Abstract :
Skripsi ini berjudul ?Pandangan Dosen Fakultas Syariah Universitas Islam Negeri
Sumatera Utara Terhadap Putusan Pengadilan Agama Pekanbaru Nomor
354/Pdt.G/2013/PA.PBR Tentang Jatuhnya Talak Karena Suami Murtad?. Adapun judul
ini diambil berdasarkan latar belakang bahwa permasalahan murtad kerap terjadi
belakangan ini dimasyarakat, banyak dari istri maupun suami yang mengajukan kasus
ini ke Pengadilan Agama karena mereka tidak terima dengan pasangannya yang
murtad. Sebab karena hal itu tentu saja akan berdampak terhadap status perkawinan.
Menurut Hukum Islam kasus murtad menyebabkan batalnya ikatan perkawinan atau
sering disebut dengan istilah Fasakh. Akan tetapi di dalam putusan Pengadilan Agama,
terhadap kasus murtad tidak semua Hakim memutus perkara tersebut dengan
menyatakan Fasakhnya perkawinan, tetapi ada juga putusan Pengadilan Agama dimana
Hakim memutus perkara tersebut dengan menyatakan memutus perkawinan mereka
dengan menjatuhkan talak satu ba?in sughra seperti pada putusan Pengadilan Agama
Pekanbaru Nomor 354/Pdt.G/2013/PA.PBR. Dikarenakan putusan Pengadilan Agama
Pekanbaru tersebut berbeda dengan putusan yang lain, maka yang ingin diteliti pada
penelitian ini ialah: (1) Bagaimana status perkawinan murtad menurut Fikih dan
Peraturan Perundang-undangan? (2) Bagaimana dasar pertimbangan hakim dalam
Putusan Pengadilan Agama Pekanbaru No. 354/Pdt.G/2013/PA.PBR tentang jatuhnya
talak karena suami murtad? (3) Bagaimana pandangan dosen Fakultas Syariah dan
Hukum UIN Sumatera Utara terhadap Putusan Pengadilan Agama No.
354/Pdt.G/2013/PA.PBR tentang jatuhnya talak karena suami murtad?. Metode yang
digunakan dalam penelitian ini berupa penelitian lapangan (field research) penelitian ini
merupakan penelitian kualitatif dengan menggunakan sumber data primer dan
didukung data sekunder dengan teknik pengumpulan data berupa wawancara,
dokumentasi dan kepustakaan. Analisis data dilakukan secara deskriptif kualitatif yaitu
memberikan gambaran data-data yang diperoleh berdasarkan fakta dilapangan dan
menghubungkan satu sama lain untuk mendapatkan kesimpulan.
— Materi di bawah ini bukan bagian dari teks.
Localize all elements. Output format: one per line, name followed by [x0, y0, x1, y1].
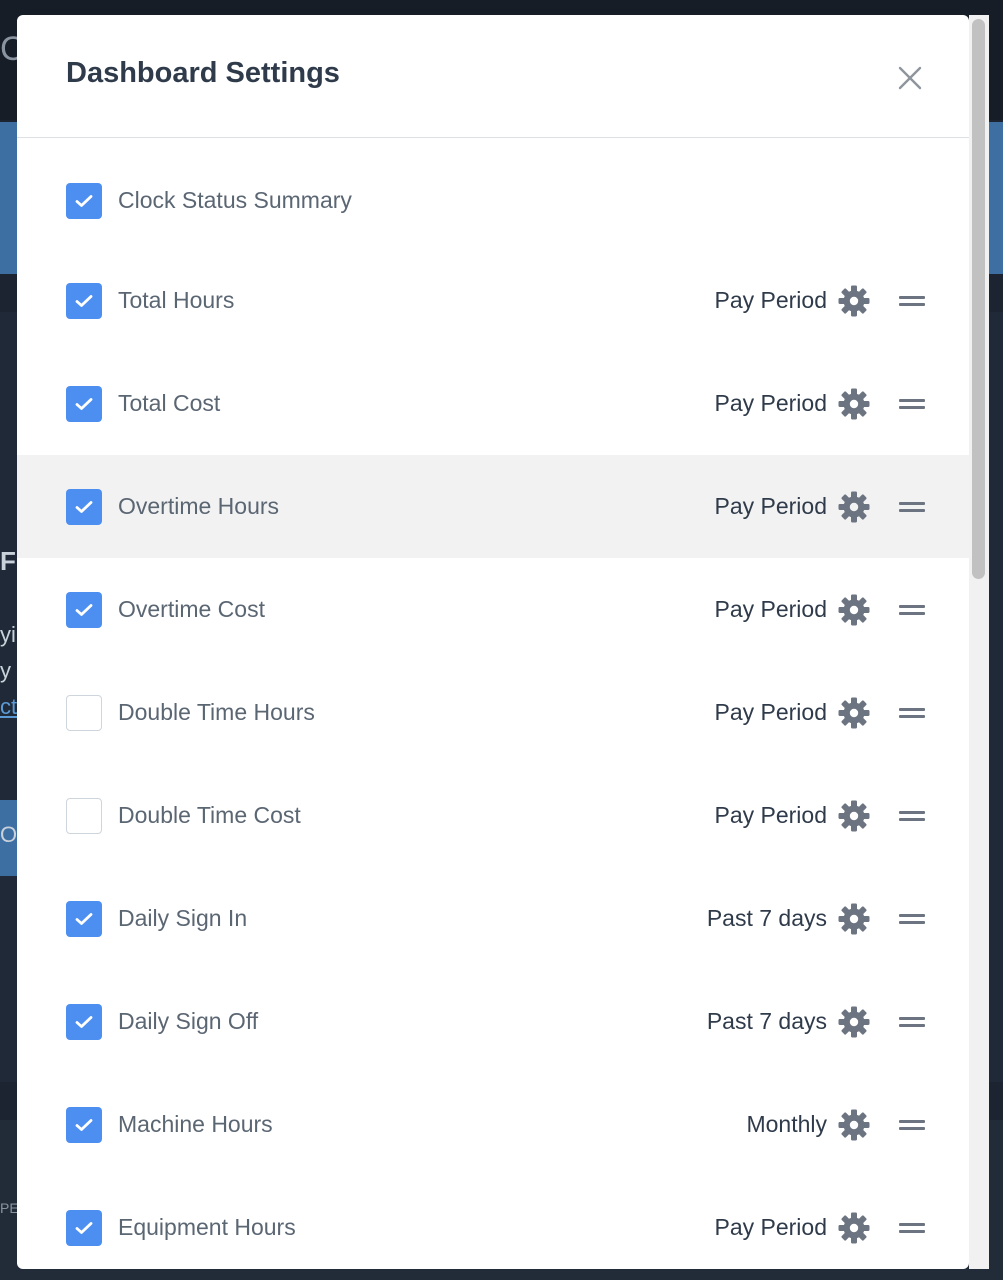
checkbox-clock-status-summary[interactable]: [66, 182, 102, 219]
setting-row-daily-sign-off: Daily Sign Off Past 7 days: [17, 970, 969, 1073]
setting-label: Overtime Hours: [118, 493, 280, 519]
modal-header: Dashboard Settings: [17, 15, 969, 138]
drag-handle-icon[interactable]: [899, 912, 925, 926]
dashboard-settings-modal: Dashboard Settings Clock Status Summary T…: [17, 15, 969, 1269]
setting-label: Overtime Cost: [118, 596, 265, 622]
gear-icon: [838, 1212, 870, 1243]
setting-label: Daily Sign In: [118, 905, 248, 931]
setting-row-machine-hours: Machine Hours Monthly: [17, 1073, 969, 1176]
drag-handle-icon[interactable]: [899, 809, 925, 823]
checkmark-icon: [75, 1221, 93, 1234]
gear-icon: [838, 1006, 870, 1037]
drag-handle-icon[interactable]: [899, 603, 925, 617]
setting-label: Daily Sign Off: [118, 1008, 259, 1034]
checkbox-double-time-hours[interactable]: [66, 694, 102, 731]
close-icon: [898, 66, 922, 90]
period-label: Pay Period: [714, 493, 827, 519]
setting-label: Double Time Hours: [118, 699, 315, 725]
close-button[interactable]: [895, 63, 925, 93]
settings-list: Clock Status Summary Total Hours Pay Perio…: [17, 152, 969, 1269]
period-label: Monthly: [746, 1111, 827, 1137]
settings-button[interactable]: [837, 696, 871, 730]
checkbox-overtime-hours[interactable]: [66, 488, 102, 525]
setting-row-overtime-cost: Overtime Cost Pay Period: [17, 558, 969, 661]
checkbox-equipment-hours[interactable]: [66, 1209, 102, 1246]
checkbox-daily-sign-in[interactable]: [66, 900, 102, 937]
checkmark-icon: [75, 500, 93, 513]
checkmark-icon: [75, 603, 93, 616]
setting-label: Equipment Hours: [118, 1214, 296, 1240]
period-label: Pay Period: [714, 287, 827, 313]
checkmark-icon: [75, 397, 93, 410]
gear-icon: [838, 491, 870, 522]
settings-button[interactable]: [837, 284, 871, 318]
period-label: Pay Period: [714, 699, 827, 725]
checkmark-icon: [75, 1015, 93, 1028]
period-label: Pay Period: [714, 802, 827, 828]
settings-button[interactable]: [837, 1005, 871, 1039]
setting-label: Machine Hours: [118, 1111, 273, 1137]
drag-handle-icon[interactable]: [899, 294, 925, 308]
checkbox-daily-sign-off[interactable]: [66, 1003, 102, 1040]
settings-button[interactable]: [837, 1211, 871, 1245]
drag-handle-icon[interactable]: [899, 706, 925, 720]
period-label: Past 7 days: [706, 1008, 827, 1034]
setting-row-double-time-cost: Double Time Cost Pay Period: [17, 764, 969, 867]
settings-button[interactable]: [837, 799, 871, 833]
gear-icon: [838, 594, 870, 625]
setting-row-total-hours: Total Hours Pay Period: [17, 249, 969, 352]
gear-icon: [838, 903, 870, 934]
checkbox-machine-hours[interactable]: [66, 1106, 102, 1143]
modal-title: Dashboard Settings: [66, 57, 340, 89]
gear-icon: [838, 285, 870, 316]
gear-icon: [838, 800, 870, 831]
setting-row-clock-status-summary: Clock Status Summary: [17, 152, 969, 249]
background-link: ct: [0, 694, 18, 719]
settings-button[interactable]: [837, 593, 871, 627]
checkmark-icon: [75, 1118, 93, 1131]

Kesimpulan dalam
penelitian ini ditarik secara deduktif. Adapun hasil penelitian diperoleh bahwa para
pendapat dosen Fakultas Syariah dan hukum UIN Sumatera Utara terhadap putusan
Pengadilan Agama Pekanbaru No. 354/Pdt.G/2013/PA.PBR tentang jatuhnya talak
karena suami murtad, mayoritas responden sependapat bahwa pertimbangan hakim
dalam putusan tersebut kurang tepat sebab tidak sesuai dengan Hukum Islam.
Sebagaimana yang diterangkan dalam kitab Qalyubi wa ?Umairah juz III bahwa murtad
menyebabkan Fasakhnya perkawinan, begitu pula dijelaskan di dalam KHI pasal 75
huruf (a) keputusan pembatalan perkawinan tidak berlaku surut terhadap : ?perkawinan
yang batal karena salah satu suami atau isteri murtad?.